Less than 48 hours, in five trips to the plate Thursday, Cubs teammate Kris Bryant made his own MVP noise – delivering his second five-hit game of the season, including two home runs and five RBIs to gift wrap a 15th win of the season for Jake Arrieta against the Milwaukee Brewers.

“Well, we kind of expect him to perform at that level,” said Arrieta after surviving 5 2/3 innings and a career-high seven walks for the 9-6 win that gave the Cubs a four-game sweep of the Brewers. “He spoils us, he does it so often.”

And so it begins, as the Cubs head to Colorado to start a nine-game trip Friday that could be as much a showcase of the Cubs’ chase for personal postseason hardware as a chance to start the magic-number conversation on their other postseason chase.

Bryant, 24, became one of the five youngest Cubs to reach 30 homers in a season Thursday, tying the Rockies’ Nolan Arenado for the league lead just ahead of their showdown in the mountains.

Kyle Hendricks starts Friday in his continuing assault on the league ERA title – and his outsider candidacy for a Cy Young Award.

Arrieta (15-4), who tied Stephen Strasburg for most wins in the National League, remains in play for a second straight Cy Young as he heads into his next start, next week in San Diego.

But the main event under the Cubs’ traveling big top with 42 games left is the building MVP drama between All-Star buddies Bryant and Rizzo – with Washington’s Daniel Murphy playing Cub foil again, this time from afar.

“Absolutely,” manager Joe Maddon said, “and this next six weeks, it’s going to really separate them and put them definitely in that conversation.”

“We’ve obviously put ourselves in a good position to have that chatter,” said Rizzo, who doubled twice Thursday, boosting his OPS to .961 and his RBI total to 86 along the way. “But we’ve still got to go out and play every day and do what we do.”

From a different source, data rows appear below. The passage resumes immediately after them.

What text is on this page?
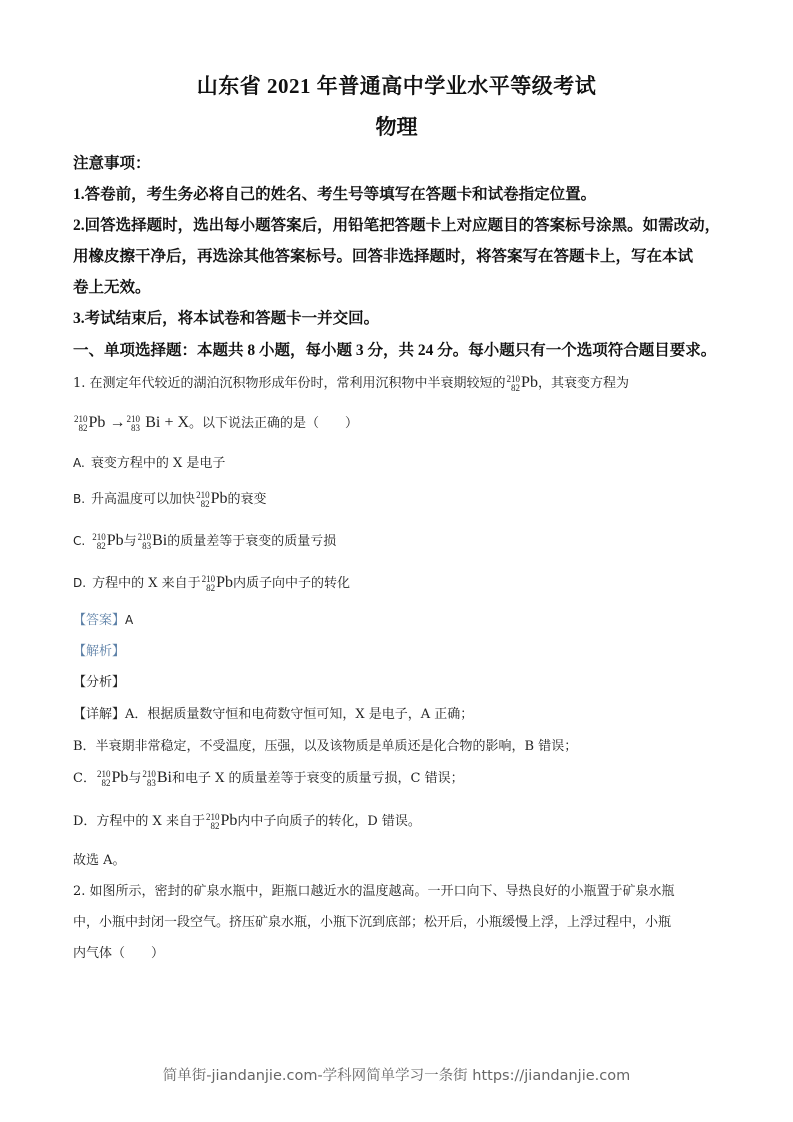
山东省 2021 年普通高中学业水平等级考试
物理
注意事项：
1.答卷前，考生务必将自己的姓名、考生号等填写在答题卡和试卷指定位置。
2.回答选择题时，选出每小题答案后，用铅笔把答题卡上对应题目的答案标号涂黑。如需改动，
用橡皮擦干净后，再选涂其他答案标号。回答非选择题时，将答案写在答题卡上，写在本试
卷上无效。
3.考试结束后，将本试卷和答题卡一并交回。
一、单项选择题：本题共 8 小题，每小题 3 分，共 24 分。每小题只有一个选项符合题目要求。
1. 在测定年代较近的湖泊沉积物形成年份时，常利用沉积物中半衰期较短的 210
82 Pb，其衰变方程为
210
82 Pb → 210
83 Bi + X。以下说法正确的是（　　）
A. 衰变方程中的 X 是电子
B. 升高温度可以加快 210
82 Pb的衰变
C. 210
82 Pb与 210
83 Bi的质量差等于衰变的质量亏损
D. 方程中的 X 来自于 210
82 Pb内质子向中子的转化
【答案】A
【解析】
【分析】
【详解】A．根据质量数守恒和电荷数守恒可知，X 是电子，A 正确；
B．半衰期非常稳定，不受温度，压强，以及该物质是单质还是化合物的影响，B 错误；
C． 210
82 Pb与 210
83 Bi和电子 X 的质量差等于衰变的质量亏损，C 错误；
D．方程中的 X 来自于 210
82 Pb内中子向质子的转化，D 错误。
故选 A。
2. 如图所示，密封的矿泉水瓶中，距瓶口越近水的温度越高。一开口向下、导热良好的小瓶置于矿泉水瓶
中，小瓶中封闭一段空气。挤压矿泉水瓶，小瓶下沉到底部；松开后，小瓶缓慢上浮，上浮过程中，小瓶
内气体（　　）
简单街-jiandanjie.com-学科网简单学习一条街 https://jiandanjie.com
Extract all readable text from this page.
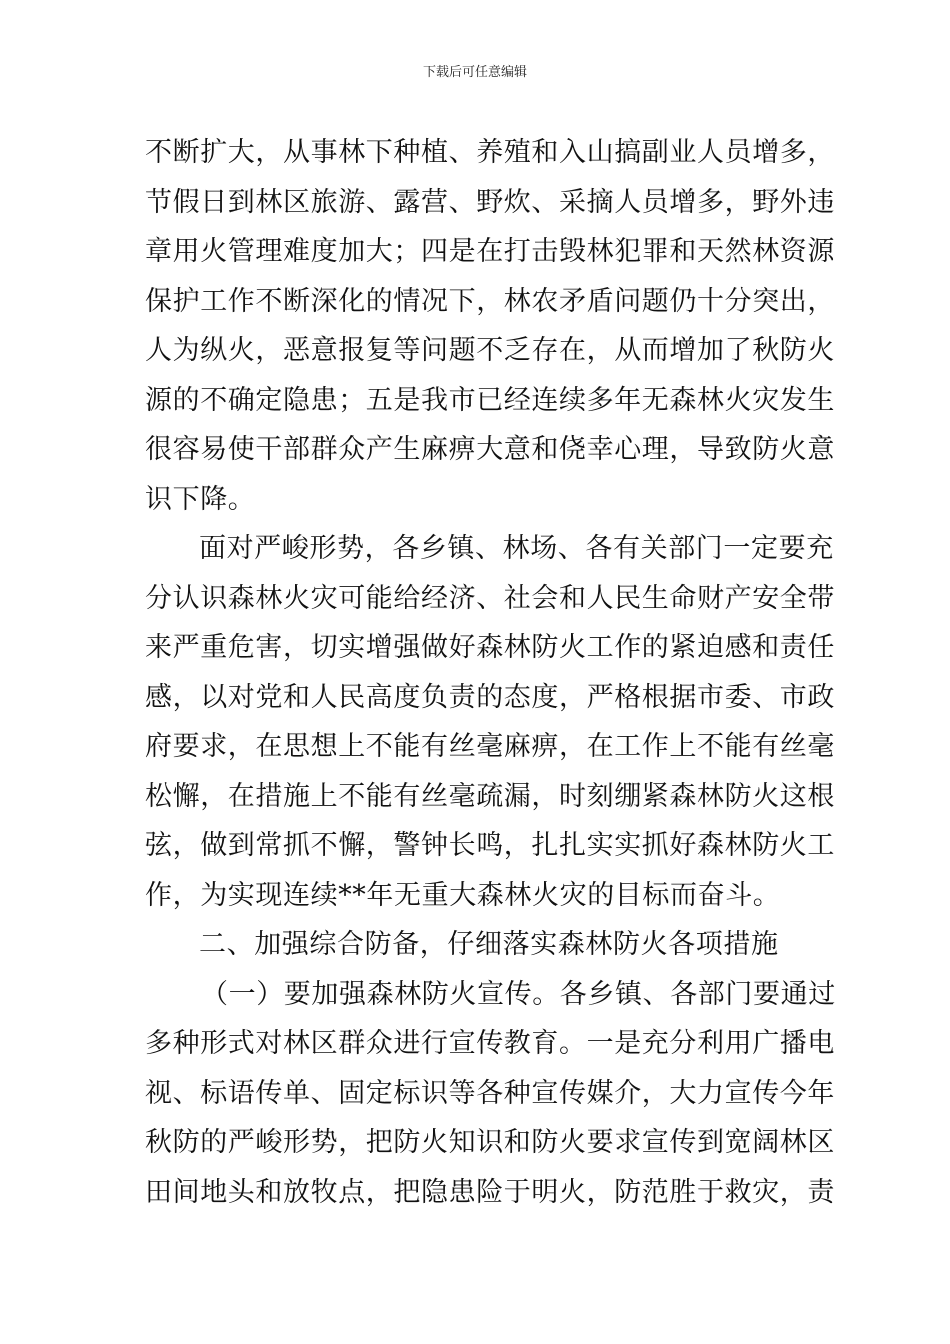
下载后可任意编辑
不断扩大，从事林下种植、养殖和入山搞副业人员增多，
节假日到林区旅游、露营、野炊、采摘人员增多，野外违
章用火管理难度加大；四是在打击毁林犯罪和天然林资源
保护工作不断深化的情况下，林农矛盾问题仍十分突出，
人为纵火，恶意报复等问题不乏存在，从而增加了秋防火
源的不确定隐患；五是我市已经连续多年无森林火灾发生
很容易使干部群众产生麻痹大意和侥幸心理，导致防火意
识下降。
面对严峻形势，各乡镇、林场、各有关部门一定要充
分认识森林火灾可能给经济、社会和人民生命财产安全带
来严重危害，切实增强做好森林防火工作的紧迫感和责任
感，以对党和人民高度负责的态度，严格根据市委、市政
府要求，在思想上不能有丝毫麻痹，在工作上不能有丝毫
松懈，在措施上不能有丝毫疏漏，时刻绷紧森林防火这根
弦，做到常抓不懈，警钟长鸣，扎扎实实抓好森林防火工
作，为实现连续**年无重大森林火灾的目标而奋斗。
二、加强综合防备，仔细落实森林防火各项措施
（一）要加强森林防火宣传。各乡镇、各部门要通过
多种形式对林区群众进行宣传教育。一是充分利用广播电
视、标语传单、固定标识等各种宣传媒介，大力宣传今年
秋防的严峻形势，把防火知识和防火要求宣传到宽阔林区
田间地头和放牧点，把隐患险于明火，防范胜于救灾，责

For Bryant, his big day Thursday wasn’t even his biggest of the season. In June he became the first player in history to hit three homers and two doubles in a game, driving in six that night in Cincinnati.

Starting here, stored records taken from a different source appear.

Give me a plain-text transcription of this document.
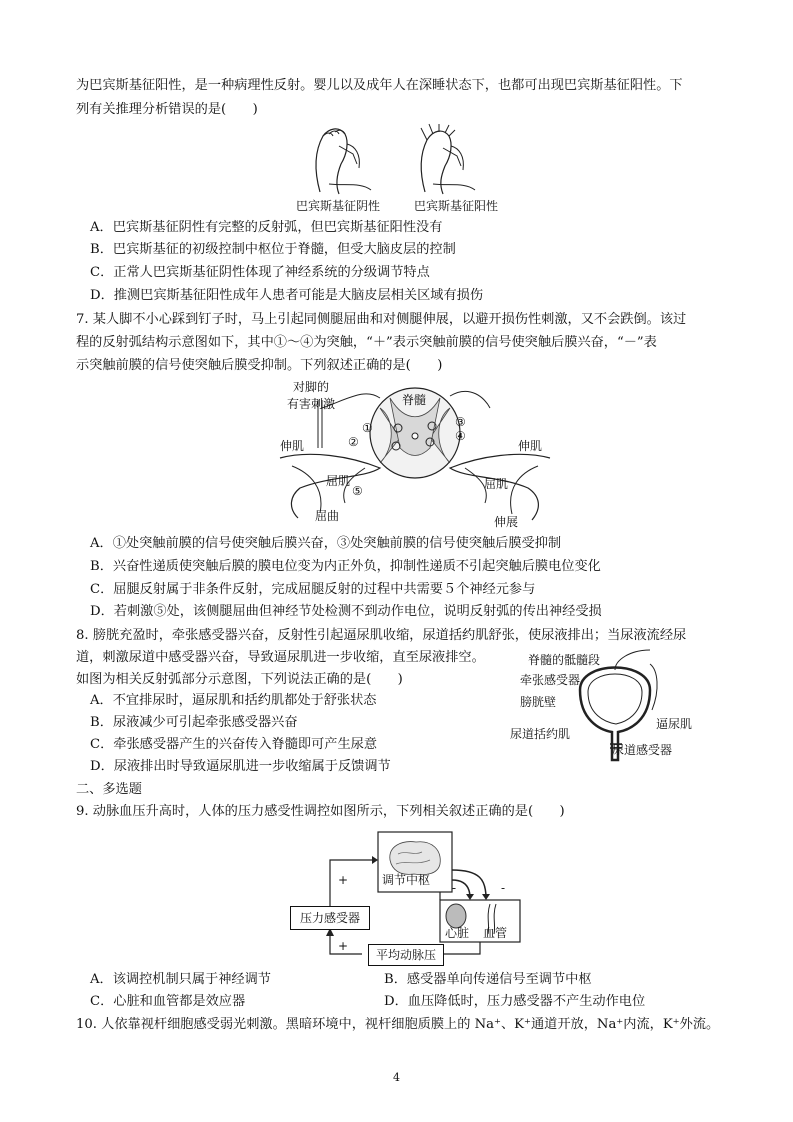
为巴宾斯基征阳性，是一种病理性反射。婴儿以及成年人在深睡状态下，也都可出现巴宾斯基征阳性。下
列有关推理分析错误的是(　　)
巴宾斯基征阴性	巴宾斯基征阳性
A．巴宾斯基征阴性有完整的反射弧，但巴宾斯基征阳性没有
B．巴宾斯基征的初级控制中枢位于脊髓，但受大脑皮层的控制
C．正常人巴宾斯基征阴性体现了神经系统的分级调节特点
D．推测巴宾斯基征阳性成年人患者可能是大脑皮层相关区域有损伤
7. 某人脚不小心踩到钉子时，马上引起同侧腿屈曲和对侧腿伸展，以避开损伤性刺激，又不会跌倒。该过
程的反射弧结构示意图如下，其中①～④为突触，“＋”表示突触前膜的信号使突触后膜兴奋，“－”表
示突触前膜的信号使突触后膜受抑制。下列叙述正确的是(　　)
对脚的
有害刺激	脊髓
①
②
③
④
⑤
伸肌	伸肌
屈肌	屈肌
屈曲	伸展
A．①处突触前膜的信号使突触后膜兴奋，③处突触前膜的信号使突触后膜受抑制
B．兴奋性递质使突触后膜的膜电位变为内正外负，抑制性递质不引起突触后膜电位变化
C．屈腿反射属于非条件反射，完成屈腿反射的过程中共需要５个神经元参与
D．若刺激⑤处，该侧腿屈曲但神经节处检测不到动作电位，说明反射弧的传出神经受损
8. 膀胱充盈时，牵张感受器兴奋，反射性引起逼尿肌收缩，尿道括约肌舒张，使尿液排出；当尿液流经尿
道，刺激尿道中感受器兴奋，导致逼尿肌进一步收缩，直至尿液排空。
如图为相关反射弧部分示意图，下列说法正确的是(　　)
A．不宜排尿时，逼尿肌和括约肌都处于舒张状态
B．尿液减少可引起牵张感受器兴奋
C．牵张感受器产生的兴奋传入脊髓即可产生尿意
D．尿液排出时导致逼尿肌进一步收缩属于反馈调节
脊髓的骶髓段
牵张感受器
膀胱壁
逼尿肌
尿道括约肌
尿道感受器
二、多选题
9. 动脉血压升高时，人体的压力感受性调控如图所示，下列相关叙述正确的是(　　)
调节中枢
心脏 血管
压力感受器
平均动脉压
+
+
-	-
A．该调控机制只属于神经调节	B．感受器单向传递信号至调节中枢
C．心脏和血管都是效应器	D．血压降低时，压力感受器不产生动作电位
10. 人依靠视杆细胞感受弱光刺激。黑暗环境中，视杆细胞质膜上的 Na⁺、K⁺通道开放，Na⁺内流，K⁺外流。
4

“I don’t feel like this too often, but today was one of those days where I just was really locked in,” said Bryant, who could add MVP to the college player of the year, Baseball America Minor League Player of the Year and NL Rookie of the Year awards he’s won in successive seasons the last three years.

Either way, these guys have little chance of falling into the trap of past dual-threat MVP-candidate teammates.

In 1996, a 20-year-old Alex Rodriguez told so many people so many times in September that Mariners teammate Ken Griffey Jr. was the MVP of their team that it likely cost him the award that year in what turned out to be one of the closest MVP votes. Both Seattle writers had Griffey ahead of Rodriguez on their ballots.

The last time teammates finished 1-2, in 2000, Giants manager Dusty Baker influenced the vote by telling writers he considered Jeff Kent his MVP over Barry Bonds – and Kent won.

Maddon said he won’t fall for that one – casting his vote Thursday the same way he did in a conversation with the Sun-Times more than two weeks ago: “Bryzzo.”

Like Rodriguez and Griffey in ’96, Bryant, the right-hander, bats ahead of the lefty-slugging Rizzo in the 2-3 spots — or as the Cubs duo prefers to think of it, like Miguel Cabrera batting ahead of Prince Fielder when Cabrera won the Triple Crown in 2012.

“He always tells me, `I’m your Prince,’ “ Bryant said.

Not exactly fighting words in this would-be rivalry.

“They’re really good friends,” Maddon said.

“He’s won an award the last 15 years of his life, so it would probably just come natural,” Rizzo said of Bryant and the MVP. “If it was me, I’d probably have it in my locker and sleep with it.

“But it’s a long ways away. There’s a lot of baseball left to be played.”